Park effects, park effects, park effects.

Galarraga spent five seasons in Denver, coming at a point in his career when he appeared to be spiraling out of the league. During these seasons, he hit .316/.367/.577. That looks awfully good, but it’s in a league contest of (numbers by Baseball-Reference) .295/.367/.560. Adjust the context for historically average offense, and you get .286/.334/.525. Basically, he hit for a lot of power, but his on-base wasn’t anything special. However, we’re not talking a huge number of home runs; he got about eight extra playing in Colorado. And to be fair, he spent most of the rest of his career in pitchers’ parks. Also, he was considered a fine glove man, though my impression is that defensive statistics don’t necessarily bear this out.

10. Is he the best player at his position who is eligible for the Hall of Fame but not in?

He’s not the best in his class, Fred McGriff is. There are also two holdover candidates, Mark McGuire and Don Mattingly. McGuire is a special case, and everyone pretty much would agree that he outrates Galarraga if you don’t have to take [redacted] into account. Mattingly was a similar type of player to Galarraga, actually, a high-average first baseman with pop who didn’t walk a lot. His best years were better, but he didn’t have as many good years, and I’d give the edge to Galarraga, who is also obviously far ahead of the other first basemen on the ballot, Eric Karros and David Segui. All of these guys will be looking up at Bagwell when he becomes eligible.

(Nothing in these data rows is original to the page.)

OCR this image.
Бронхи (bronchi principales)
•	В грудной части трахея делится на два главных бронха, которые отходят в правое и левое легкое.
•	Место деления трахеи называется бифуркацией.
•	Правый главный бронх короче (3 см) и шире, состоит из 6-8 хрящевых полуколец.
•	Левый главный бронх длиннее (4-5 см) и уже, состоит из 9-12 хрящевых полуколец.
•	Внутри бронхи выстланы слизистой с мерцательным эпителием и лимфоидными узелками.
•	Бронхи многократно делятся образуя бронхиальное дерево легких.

11. How many MVP-type seasons did he have? Did he ever win an MVP award? If not, how many times was he close?

Galarraga never won an MVP or drew a first-place vote; his best finish was sixth, and he drew votes in seven different years. He did lead the league in home runs and RBI in 1996 (finishing sixth in the vote) and that’s always been the sort of thing that wins MVP awards, but his team finished eight games back and everybody knew to take at least a little air out of the numbers. His 1998 is also an MVPish sort of season in a year in which Mark McGwire doesn’t hit 70 homers and Sammy Sosa doesn’t hit 66.

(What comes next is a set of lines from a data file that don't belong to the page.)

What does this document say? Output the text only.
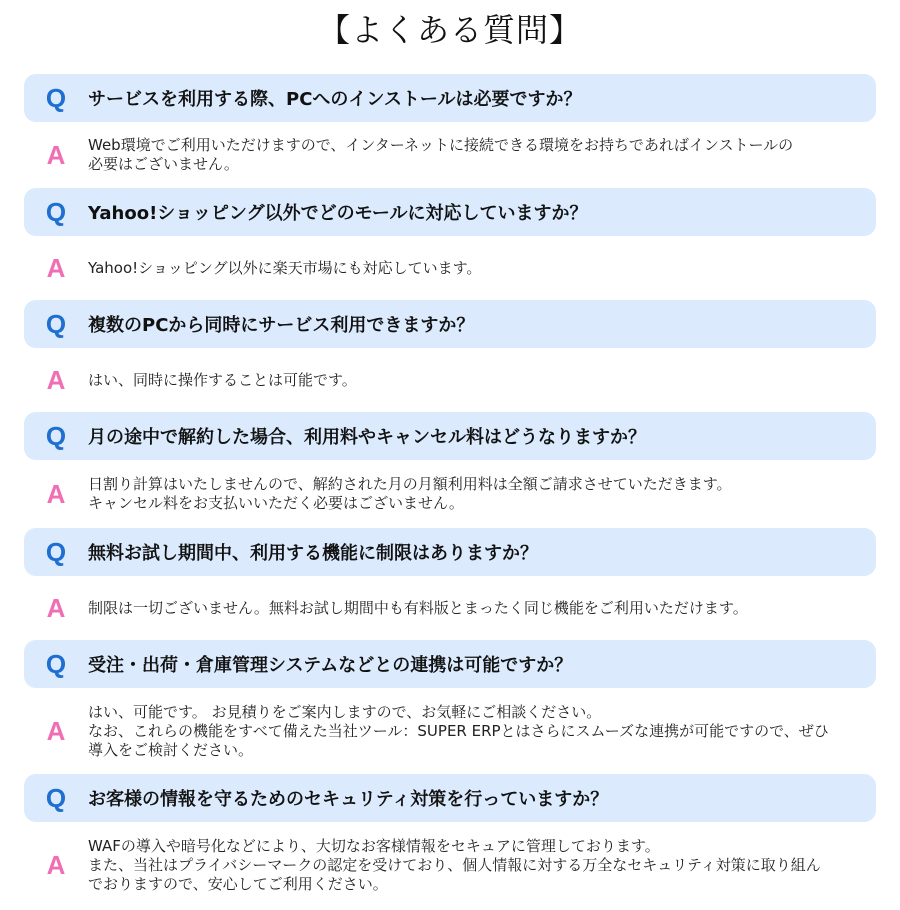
【よくある質問】
Q	サービスを利用する際、PCへのインストールは必要ですか？
A	Web環境でご利用いただけますので、インターネットに接続できる環境をお持ちであればインストールの
必要はございません。
Q	Yahoo!ショッピング以外でどのモールに対応していますか？
A	Yahoo!ショッピング以外に楽天市場にも対応しています。
Q	複数のPCから同時にサービス利用できますか？
A	はい、同時に操作することは可能です。
Q	月の途中で解約した場合、利用料やキャンセル料はどうなりますか？
A	日割り計算はいたしませんので、解約された月の月額利用料は全額ご請求させていただきます。
キャンセル料をお支払いいただく必要はございません。
Q	無料お試し期間中、利用する機能に制限はありますか？
A	制限は一切ございません。無料お試し期間中も有料版とまったく同じ機能をご利用いただけます。
Q	受注・出荷・倉庫管理システムなどとの連携は可能ですか？
A
はい、可能です。 お見積りをご案内しますので、お気軽にご相談ください。
なお、これらの機能をすべて備えた当社ツール：SUPER ERPとはさらにスムーズな連携が可能ですので、ぜひ
導入をご検討ください。
Q	お客様の情報を守るためのセキュリティ対策を行っていますか？
A
WAFの導入や暗号化などにより、大切なお客様情報をセキュアに管理しております。
また、当社はプライバシーマークの認定を受けており、個人情報に対する万全なセキュリティ対策に取り組ん
でおりますので、安心してご利用ください。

12. How many All-Star-type seasons did he have? How many All-Star games did he play in? Did most of the other players who played in this many go into the Hall of Fame?

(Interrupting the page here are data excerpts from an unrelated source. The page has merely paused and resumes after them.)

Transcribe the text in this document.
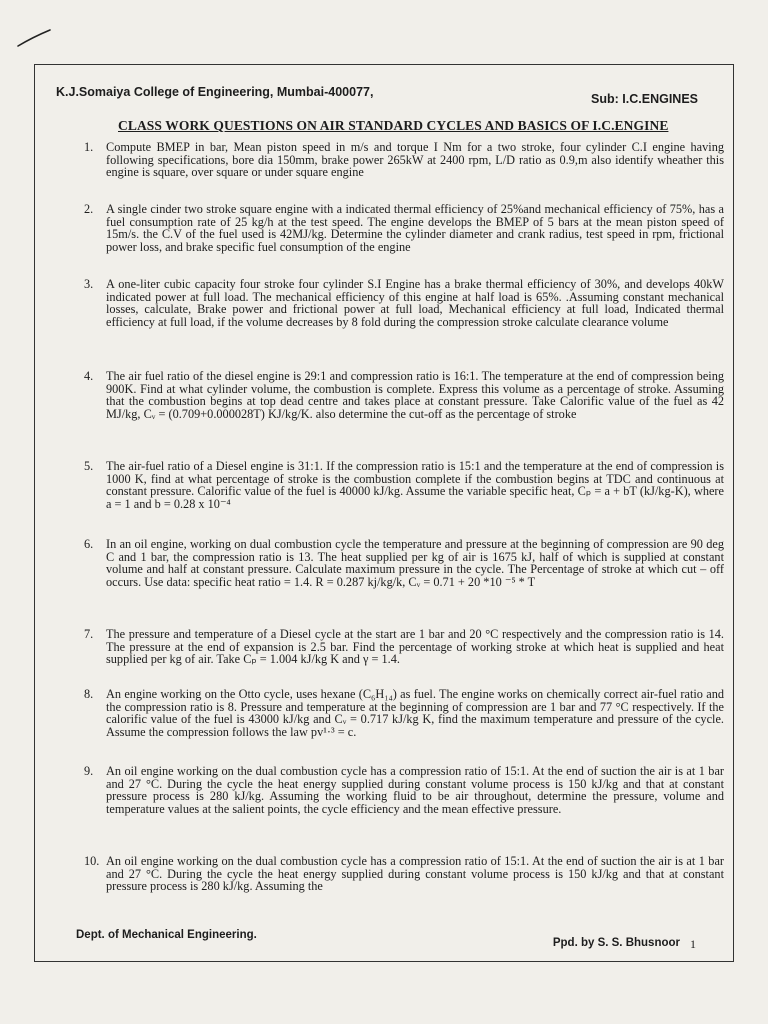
K.J.Somaiya College of Engineering, Mumbai-400077,	Sub: I.C.ENGINES
CLASS WORK QUESTIONS ON AIR STANDARD CYCLES AND BASICS OF I.C.ENGINE
1.	Compute BMEP in bar, Mean piston speed in m/s and torque I Nm for a two stroke, four cylinder C.I engine having following specifications, bore dia 150mm, brake power 265kW at 2400 rpm, L/D ratio as 0.9,m also identify wheather this engine is square, over square or under square engine
2.	A single cinder two stroke square engine with a indicated thermal efficiency of 25%and mechanical efficiency of 75%, has a fuel consumption rate of 25 kg/h at the test speed. The engine develops the BMEP of 5 bars at the mean piston speed of 15m/s. the C.V of the fuel used is 42MJ/kg. Determine the cylinder diameter and crank radius, test speed in rpm, frictional power loss, and brake specific fuel consumption of the engine
3.	A one-liter cubic capacity four stroke four cylinder S.I Engine has a brake thermal efficiency of 30%, and develops 40kW indicated power at full load. The mechanical efficiency of this engine at half load is 65%. .Assuming constant mechanical losses, calculate, Brake power and frictional power at full load, Mechanical efficiency at full load, Indicated thermal efficiency at full load, if the volume decreases by 8 fold during the compression stroke calculate clearance volume
4.	The air fuel ratio of the diesel engine is 29:1 and compression ratio is 16:1. The temperature at the end of compression being 900K. Find at what cylinder volume, the combustion is complete. Express this volume as a percentage of stroke. Assuming that the combustion begins at top dead centre and takes place at constant pressure. Take Calorific value of the fuel as 42 MJ/kg, Cᵥ = (0.709+0.000028T) KJ/kg/K. also determine the cut-off as the percentage of stroke
5.	The air-fuel ratio of a Diesel engine is 31:1. If the compression ratio is 15:1 and the temperature at the end of compression is 1000 K, find at what percentage of stroke is the combustion complete if the combustion begins at TDC and continuous at constant pressure. Calorific value of the fuel is 40000 kJ/kg. Assume the variable specific heat, Cₚ = a + bT (kJ/kg-K), where a = 1 and b = 0.28 x 10⁻⁴
6.	In an oil engine, working on dual combustion cycle the temperature and pressure at the beginning of compression are 90 deg C and 1 bar, the compression ratio is 13. The heat supplied per kg of air is 1675 kJ, half of which is supplied at constant volume and half at constant pressure. Calculate maximum pressure in the cycle. The Percentage of stroke at which cut – off occurs. Use data: specific heat ratio = 1.4. R = 0.287 kj/kg/k, Cᵥ = 0.71 + 20 *10 ⁻⁵ * T
7.	The pressure and temperature of a Diesel cycle at the start are 1 bar and 20 °C respectively and the compression ratio is 14. The pressure at the end of expansion is 2.5 bar. Find the percentage of working stroke at which heat is supplied and heat supplied per kg of air. Take Cₚ = 1.004 kJ/kg K and γ = 1.4.
8.	An engine working on the Otto cycle, uses hexane (C₆H₁₄) as fuel. The engine works on chemically correct air-fuel ratio and the compression ratio is 8. Pressure and temperature at the beginning of compression are 1 bar and 77 °C respectively. If the calorific value of the fuel is 43000 kJ/kg and Cᵥ = 0.717 kJ/kg K, find the maximum temperature and pressure of the cycle. Assume the compression follows the law pv¹·³ = c.
9.	An oil engine working on the dual combustion cycle has a compression ratio of 15:1. At the end of suction the air is at 1 bar and 27 °C. During the cycle the heat energy supplied during constant volume process is 150 kJ/kg and that at constant pressure process is 280 kJ/kg. Assuming the working fluid to be air throughout, determine the pressure, volume and temperature values at the salient points, the cycle efficiency and the mean effective pressure.
10. An oil engine working on the dual combustion cycle has a compression ratio of 15:1. At the end of suction the air is at 1 bar and 27 °C. During the cycle the heat energy supplied during constant volume process is 150 kJ/kg and that at constant pressure process is 280 kJ/kg. Assuming the
Dept. of Mechanical Engineering.
Ppd. by S. S. Bhusnoor 1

Galarraga started one All-Star game and was named to four more. This is low for a HOF candidate, but the same number as McGriff.

13. If this man were the best player on his team, would it be likely that the team could win the pennant?

Depends upon your definition. At his absolute best, in 1998, I would say yes. The problem is that he never established that level; he had, as mentioned, two seasons that good, but ten years apart. I think that other than in those seasons, it would be very unlikely that a team with Galarraga as its best player could win a pennant.

14. What impact did the player have on baseball history? Did he introduce any new equipment? Did he change the game in any way?

Coming back from cancer was an inspiring story, though I don’t think it changed the game in any way. His biggest impact was as the big hitter on those early Rockies teams. The benefit that he and Charlie Hayes got from Mile High Stadium was so extreme that nobody could deny its impact.

15. Did the player uphold the standards of sportsmanship and character that the Hall of Fame, in its written guidelines, instructs us to consider?

Yes sir. Again, coming back from a season off recovering from cancer, at the age of 39, is the sort of thing that these guidelines are supposed to be about.


I’m sorry, I just can’t see it. Galarraga had a couple of years of Hall of Fame numbers, but if you take the air out of the Denver stats, his other seasons aren’t at that level, and his case is borderline to begin with. I am a Big Hall guy, but I don’t think mine is quite big enough. I’m willing to be persuaded otherwise.